In The Little Edges, Fred Moten is in search of what pleasure sounds like. Each poem in the collection is divided into stanzas—his phrase is “shaped prose”—that emphasize sound and rhythm, the groupings set off from the book’s margins, and from each other, with wide spacing. The “little edges” referred to in the book’s title mark the spaces between the conversations the poet is having with his subjects and what a reader might like to know about them. Moten’s poems are so full of allusion that they bump up against other poems, songs, and criticism as they go, acknowledging the references like a nod to an acquaintance when you pass her on the street. The book’s opening poem “fortrd.fortrn” teases:
here go a box with a lid on it. If you open it you can come into our world.
up in here you look
like cutty do. house
look like he up. if so,
don’t you wanna go?
Every poem presents a new soundscape and often a new dedication to an occasion or individual. “hard enough to enjoy” begins in remembrance of Ralph Lemon, the choreographer and self-described “conceptualist,” but by the third page drifts into a more discursive riff, preserving only its own music as it encounters Frank O’Hara: “Another alignment of questions and I could be having a coke with you.”
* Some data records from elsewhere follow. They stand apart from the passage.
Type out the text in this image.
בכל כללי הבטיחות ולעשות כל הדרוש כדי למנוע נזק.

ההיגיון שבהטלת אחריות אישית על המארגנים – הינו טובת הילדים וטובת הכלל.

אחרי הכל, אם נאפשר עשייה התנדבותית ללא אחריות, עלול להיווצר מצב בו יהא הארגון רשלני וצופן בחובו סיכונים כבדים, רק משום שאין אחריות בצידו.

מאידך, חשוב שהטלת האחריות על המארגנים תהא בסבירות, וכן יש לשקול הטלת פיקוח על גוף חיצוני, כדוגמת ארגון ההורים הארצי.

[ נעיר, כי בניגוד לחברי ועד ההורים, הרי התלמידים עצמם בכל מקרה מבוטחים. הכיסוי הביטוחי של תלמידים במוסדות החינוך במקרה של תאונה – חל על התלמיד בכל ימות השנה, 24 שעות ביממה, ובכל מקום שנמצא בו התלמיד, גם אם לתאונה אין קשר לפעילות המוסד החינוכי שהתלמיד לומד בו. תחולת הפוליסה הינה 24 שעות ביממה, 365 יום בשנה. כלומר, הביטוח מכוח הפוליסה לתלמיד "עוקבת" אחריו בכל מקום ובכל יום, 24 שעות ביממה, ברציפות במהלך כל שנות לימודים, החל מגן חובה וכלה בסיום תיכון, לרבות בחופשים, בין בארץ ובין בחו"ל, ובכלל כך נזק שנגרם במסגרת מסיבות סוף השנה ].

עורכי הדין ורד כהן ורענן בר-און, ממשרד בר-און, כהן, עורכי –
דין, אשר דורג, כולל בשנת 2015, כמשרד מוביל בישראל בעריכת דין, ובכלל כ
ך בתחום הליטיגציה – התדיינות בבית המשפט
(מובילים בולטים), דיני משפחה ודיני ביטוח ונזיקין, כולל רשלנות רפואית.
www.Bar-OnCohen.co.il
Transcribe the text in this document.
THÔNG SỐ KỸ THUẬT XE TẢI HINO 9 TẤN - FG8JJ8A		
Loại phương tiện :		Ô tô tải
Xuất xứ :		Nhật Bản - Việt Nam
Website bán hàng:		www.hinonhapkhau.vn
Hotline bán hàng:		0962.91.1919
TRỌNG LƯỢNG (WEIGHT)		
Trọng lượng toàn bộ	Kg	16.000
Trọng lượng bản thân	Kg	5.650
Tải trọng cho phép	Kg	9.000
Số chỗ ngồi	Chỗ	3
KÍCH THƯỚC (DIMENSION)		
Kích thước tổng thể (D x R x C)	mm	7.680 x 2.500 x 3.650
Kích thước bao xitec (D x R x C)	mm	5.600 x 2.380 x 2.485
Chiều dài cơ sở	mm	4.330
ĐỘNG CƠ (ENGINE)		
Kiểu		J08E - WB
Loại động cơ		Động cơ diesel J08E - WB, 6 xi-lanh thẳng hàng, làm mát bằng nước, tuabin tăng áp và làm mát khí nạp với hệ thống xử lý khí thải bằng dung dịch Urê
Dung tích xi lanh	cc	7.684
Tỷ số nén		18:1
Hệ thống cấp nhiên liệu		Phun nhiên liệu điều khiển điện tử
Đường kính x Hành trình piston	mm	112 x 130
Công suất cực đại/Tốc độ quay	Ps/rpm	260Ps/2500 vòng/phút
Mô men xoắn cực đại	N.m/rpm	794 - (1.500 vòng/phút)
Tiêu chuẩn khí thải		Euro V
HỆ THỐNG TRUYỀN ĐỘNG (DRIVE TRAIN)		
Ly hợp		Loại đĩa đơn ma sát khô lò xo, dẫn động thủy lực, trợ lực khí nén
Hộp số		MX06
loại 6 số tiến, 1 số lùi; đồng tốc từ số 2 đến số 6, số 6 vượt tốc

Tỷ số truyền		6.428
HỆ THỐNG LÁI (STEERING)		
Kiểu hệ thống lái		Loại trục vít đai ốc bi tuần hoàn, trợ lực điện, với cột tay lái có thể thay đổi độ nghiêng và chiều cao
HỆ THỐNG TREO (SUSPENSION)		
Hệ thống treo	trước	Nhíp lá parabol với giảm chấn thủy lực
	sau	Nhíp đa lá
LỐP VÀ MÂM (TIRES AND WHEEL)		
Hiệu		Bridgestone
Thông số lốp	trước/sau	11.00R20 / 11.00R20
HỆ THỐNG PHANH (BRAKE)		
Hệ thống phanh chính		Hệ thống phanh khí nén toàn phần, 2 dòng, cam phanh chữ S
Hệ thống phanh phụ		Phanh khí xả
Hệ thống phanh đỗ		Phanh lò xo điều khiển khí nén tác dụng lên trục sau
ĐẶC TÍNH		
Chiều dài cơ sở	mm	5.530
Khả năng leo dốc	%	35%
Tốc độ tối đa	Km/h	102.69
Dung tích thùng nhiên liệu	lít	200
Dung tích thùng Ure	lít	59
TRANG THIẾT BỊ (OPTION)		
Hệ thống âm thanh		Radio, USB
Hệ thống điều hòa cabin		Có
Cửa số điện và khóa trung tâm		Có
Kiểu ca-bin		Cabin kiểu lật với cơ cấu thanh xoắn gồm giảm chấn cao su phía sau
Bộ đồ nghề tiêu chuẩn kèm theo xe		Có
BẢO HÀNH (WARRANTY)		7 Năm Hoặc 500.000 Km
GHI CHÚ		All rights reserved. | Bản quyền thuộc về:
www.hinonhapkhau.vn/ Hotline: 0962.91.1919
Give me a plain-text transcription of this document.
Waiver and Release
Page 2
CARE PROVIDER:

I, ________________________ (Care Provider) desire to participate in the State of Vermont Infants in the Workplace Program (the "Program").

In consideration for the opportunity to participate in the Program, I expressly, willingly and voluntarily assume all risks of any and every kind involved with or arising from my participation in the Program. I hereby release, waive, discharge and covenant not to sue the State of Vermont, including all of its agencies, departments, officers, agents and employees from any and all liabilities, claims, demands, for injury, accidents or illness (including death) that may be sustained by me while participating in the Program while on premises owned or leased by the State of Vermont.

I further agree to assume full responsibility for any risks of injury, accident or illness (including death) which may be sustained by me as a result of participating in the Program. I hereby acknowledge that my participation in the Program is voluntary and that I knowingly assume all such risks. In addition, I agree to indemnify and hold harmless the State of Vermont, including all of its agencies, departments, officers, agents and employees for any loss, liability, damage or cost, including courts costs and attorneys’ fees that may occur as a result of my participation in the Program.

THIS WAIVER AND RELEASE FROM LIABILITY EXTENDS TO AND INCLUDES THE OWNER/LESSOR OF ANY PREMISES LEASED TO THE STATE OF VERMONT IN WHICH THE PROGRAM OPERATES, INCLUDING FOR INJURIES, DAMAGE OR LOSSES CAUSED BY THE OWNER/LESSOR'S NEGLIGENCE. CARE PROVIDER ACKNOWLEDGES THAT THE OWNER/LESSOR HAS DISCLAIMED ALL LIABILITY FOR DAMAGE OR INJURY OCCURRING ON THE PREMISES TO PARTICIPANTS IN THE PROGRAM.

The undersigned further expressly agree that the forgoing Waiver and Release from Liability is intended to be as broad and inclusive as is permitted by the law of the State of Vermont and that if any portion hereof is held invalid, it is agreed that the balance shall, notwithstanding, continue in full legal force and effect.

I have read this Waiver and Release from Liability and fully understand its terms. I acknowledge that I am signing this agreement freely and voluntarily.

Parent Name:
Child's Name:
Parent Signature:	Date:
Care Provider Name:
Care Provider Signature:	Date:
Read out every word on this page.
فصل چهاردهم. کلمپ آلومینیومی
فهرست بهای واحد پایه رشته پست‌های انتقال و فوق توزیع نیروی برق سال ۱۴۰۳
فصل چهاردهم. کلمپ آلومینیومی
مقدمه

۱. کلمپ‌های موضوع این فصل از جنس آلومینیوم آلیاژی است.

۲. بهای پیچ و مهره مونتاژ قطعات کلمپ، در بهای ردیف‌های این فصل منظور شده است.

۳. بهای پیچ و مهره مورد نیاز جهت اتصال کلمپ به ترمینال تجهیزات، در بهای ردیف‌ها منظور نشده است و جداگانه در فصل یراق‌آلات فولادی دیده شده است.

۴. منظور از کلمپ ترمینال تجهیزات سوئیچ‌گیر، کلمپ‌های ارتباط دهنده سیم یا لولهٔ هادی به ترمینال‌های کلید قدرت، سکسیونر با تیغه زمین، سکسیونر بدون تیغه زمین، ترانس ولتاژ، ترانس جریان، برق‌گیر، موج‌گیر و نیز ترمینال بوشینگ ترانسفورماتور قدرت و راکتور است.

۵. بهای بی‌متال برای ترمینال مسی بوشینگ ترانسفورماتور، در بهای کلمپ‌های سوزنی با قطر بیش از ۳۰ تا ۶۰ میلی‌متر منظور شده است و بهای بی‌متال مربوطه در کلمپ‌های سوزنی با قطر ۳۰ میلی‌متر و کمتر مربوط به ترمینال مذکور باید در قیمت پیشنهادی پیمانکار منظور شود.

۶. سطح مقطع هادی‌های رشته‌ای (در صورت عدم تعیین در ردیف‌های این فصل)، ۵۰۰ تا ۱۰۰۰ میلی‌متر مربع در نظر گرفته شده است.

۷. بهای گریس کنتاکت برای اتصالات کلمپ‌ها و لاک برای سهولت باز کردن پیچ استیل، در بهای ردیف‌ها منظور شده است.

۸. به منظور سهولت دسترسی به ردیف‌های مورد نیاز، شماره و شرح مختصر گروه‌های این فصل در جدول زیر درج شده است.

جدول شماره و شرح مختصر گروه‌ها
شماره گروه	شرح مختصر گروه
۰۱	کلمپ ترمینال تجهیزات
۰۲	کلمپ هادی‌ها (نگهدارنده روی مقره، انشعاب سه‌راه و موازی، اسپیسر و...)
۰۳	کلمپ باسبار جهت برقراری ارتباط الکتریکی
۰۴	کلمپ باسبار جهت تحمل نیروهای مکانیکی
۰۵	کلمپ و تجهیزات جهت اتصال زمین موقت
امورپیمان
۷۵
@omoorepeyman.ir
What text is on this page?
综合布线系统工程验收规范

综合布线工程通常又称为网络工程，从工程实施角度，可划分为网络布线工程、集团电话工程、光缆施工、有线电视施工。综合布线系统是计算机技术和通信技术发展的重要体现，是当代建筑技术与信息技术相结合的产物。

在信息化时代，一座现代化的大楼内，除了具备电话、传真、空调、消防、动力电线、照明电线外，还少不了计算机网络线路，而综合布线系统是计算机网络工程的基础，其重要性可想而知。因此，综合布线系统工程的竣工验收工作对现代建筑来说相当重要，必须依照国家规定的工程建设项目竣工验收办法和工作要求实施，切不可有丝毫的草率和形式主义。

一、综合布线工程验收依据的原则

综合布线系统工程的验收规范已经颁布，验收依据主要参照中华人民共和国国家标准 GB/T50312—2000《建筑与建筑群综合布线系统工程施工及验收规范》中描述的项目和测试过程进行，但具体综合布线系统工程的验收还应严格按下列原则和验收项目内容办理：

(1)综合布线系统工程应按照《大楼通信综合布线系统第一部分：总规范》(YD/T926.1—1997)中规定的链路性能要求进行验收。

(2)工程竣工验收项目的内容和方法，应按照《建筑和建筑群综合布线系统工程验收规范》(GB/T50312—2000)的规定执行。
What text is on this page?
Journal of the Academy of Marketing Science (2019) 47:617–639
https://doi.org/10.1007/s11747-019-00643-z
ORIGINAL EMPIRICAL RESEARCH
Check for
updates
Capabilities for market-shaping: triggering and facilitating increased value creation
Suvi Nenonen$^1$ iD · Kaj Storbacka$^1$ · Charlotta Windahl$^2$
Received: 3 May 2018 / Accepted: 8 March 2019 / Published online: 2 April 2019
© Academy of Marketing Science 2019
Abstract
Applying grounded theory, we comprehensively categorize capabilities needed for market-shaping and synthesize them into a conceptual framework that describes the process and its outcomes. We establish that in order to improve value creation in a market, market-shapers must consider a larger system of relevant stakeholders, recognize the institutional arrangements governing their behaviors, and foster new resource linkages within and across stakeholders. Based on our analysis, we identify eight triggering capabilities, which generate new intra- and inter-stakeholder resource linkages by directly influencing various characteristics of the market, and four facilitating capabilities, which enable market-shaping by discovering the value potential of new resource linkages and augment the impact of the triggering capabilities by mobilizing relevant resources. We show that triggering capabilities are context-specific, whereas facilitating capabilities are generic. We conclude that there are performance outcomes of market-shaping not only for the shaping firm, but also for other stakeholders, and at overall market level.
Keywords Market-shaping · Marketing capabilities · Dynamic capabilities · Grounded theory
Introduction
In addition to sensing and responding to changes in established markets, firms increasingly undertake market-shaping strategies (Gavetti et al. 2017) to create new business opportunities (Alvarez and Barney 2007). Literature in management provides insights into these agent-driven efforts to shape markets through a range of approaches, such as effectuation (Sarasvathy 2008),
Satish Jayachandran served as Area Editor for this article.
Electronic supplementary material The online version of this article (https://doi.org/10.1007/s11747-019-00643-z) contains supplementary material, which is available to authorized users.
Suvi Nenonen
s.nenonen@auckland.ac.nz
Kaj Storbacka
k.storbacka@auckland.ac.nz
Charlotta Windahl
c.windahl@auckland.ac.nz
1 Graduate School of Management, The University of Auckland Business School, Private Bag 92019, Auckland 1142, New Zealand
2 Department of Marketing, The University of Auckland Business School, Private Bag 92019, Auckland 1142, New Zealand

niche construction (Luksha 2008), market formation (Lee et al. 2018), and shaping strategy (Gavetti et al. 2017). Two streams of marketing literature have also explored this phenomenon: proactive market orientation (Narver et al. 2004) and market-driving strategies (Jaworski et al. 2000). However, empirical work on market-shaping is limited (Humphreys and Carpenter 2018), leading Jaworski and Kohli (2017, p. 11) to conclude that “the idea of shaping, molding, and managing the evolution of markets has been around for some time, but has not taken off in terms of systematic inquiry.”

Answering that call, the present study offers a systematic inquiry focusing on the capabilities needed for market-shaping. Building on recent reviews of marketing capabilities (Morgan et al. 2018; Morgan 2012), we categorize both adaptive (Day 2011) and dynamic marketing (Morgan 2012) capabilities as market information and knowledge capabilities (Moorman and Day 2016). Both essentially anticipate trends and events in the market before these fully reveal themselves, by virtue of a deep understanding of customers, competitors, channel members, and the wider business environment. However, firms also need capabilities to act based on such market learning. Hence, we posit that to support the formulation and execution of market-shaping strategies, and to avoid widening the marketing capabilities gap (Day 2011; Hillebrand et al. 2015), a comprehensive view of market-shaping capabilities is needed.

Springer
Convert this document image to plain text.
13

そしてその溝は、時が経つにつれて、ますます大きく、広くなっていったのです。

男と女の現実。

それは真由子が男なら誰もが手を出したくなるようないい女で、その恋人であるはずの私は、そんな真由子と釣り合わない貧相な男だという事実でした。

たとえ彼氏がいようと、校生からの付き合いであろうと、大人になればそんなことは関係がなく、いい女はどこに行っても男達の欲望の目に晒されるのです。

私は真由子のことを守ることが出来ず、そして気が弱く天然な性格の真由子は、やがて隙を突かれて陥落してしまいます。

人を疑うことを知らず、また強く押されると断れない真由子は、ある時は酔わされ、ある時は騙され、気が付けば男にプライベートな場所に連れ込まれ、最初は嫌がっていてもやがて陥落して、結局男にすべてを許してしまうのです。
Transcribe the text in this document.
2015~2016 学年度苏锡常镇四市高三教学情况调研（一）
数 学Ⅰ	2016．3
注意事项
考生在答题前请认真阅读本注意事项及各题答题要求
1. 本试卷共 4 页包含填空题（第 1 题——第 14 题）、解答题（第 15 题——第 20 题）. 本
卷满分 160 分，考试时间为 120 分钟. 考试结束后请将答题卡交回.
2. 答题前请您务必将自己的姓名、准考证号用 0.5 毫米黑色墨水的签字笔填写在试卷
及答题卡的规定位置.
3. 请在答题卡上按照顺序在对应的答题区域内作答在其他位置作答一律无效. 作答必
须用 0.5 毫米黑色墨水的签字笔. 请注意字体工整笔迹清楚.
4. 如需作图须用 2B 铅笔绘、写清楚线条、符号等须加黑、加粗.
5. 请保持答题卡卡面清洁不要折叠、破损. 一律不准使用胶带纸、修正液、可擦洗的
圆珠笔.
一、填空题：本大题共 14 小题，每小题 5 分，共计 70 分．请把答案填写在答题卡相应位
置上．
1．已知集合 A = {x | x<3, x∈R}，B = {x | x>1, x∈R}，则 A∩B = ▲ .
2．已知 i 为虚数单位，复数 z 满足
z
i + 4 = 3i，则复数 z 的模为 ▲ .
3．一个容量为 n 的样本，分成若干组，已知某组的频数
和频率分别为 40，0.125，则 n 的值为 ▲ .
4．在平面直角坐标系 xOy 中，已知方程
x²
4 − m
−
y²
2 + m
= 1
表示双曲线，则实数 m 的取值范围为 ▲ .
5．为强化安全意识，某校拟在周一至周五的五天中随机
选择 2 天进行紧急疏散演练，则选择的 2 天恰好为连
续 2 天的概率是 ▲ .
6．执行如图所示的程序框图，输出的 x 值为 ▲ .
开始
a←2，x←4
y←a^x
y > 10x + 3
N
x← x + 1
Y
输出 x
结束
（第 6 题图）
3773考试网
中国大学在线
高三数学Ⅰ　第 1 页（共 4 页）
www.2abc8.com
The poem “test” ruminates on a 1969 incident on the New York City subway, when a train car broke down in Harlem and passengers, in an act of defiance against Transit Authority employees, refused to leave. The poem has two epigraphs: one from a New York Times article, the other from a treatment of the event by Hannah Arendt in On Violence. Moten finds in the breakdown of social order, and between the idioms of reportage and academic criticism, a breathless music:
your refusal ain’t unsustainable it just can’t sustain itself. you do what they say till you die like a dog. too much
stress on the impossible one. we stress this past the point to bring the history of getting down.
In The Little Edges, Moten moves freely between the rarefied language of criticism and historical record and the musical, improvisational language of street talk. At home in both idioms and alive to the music of each, he has the rare ability to draw readers from both worlds in and through to the other.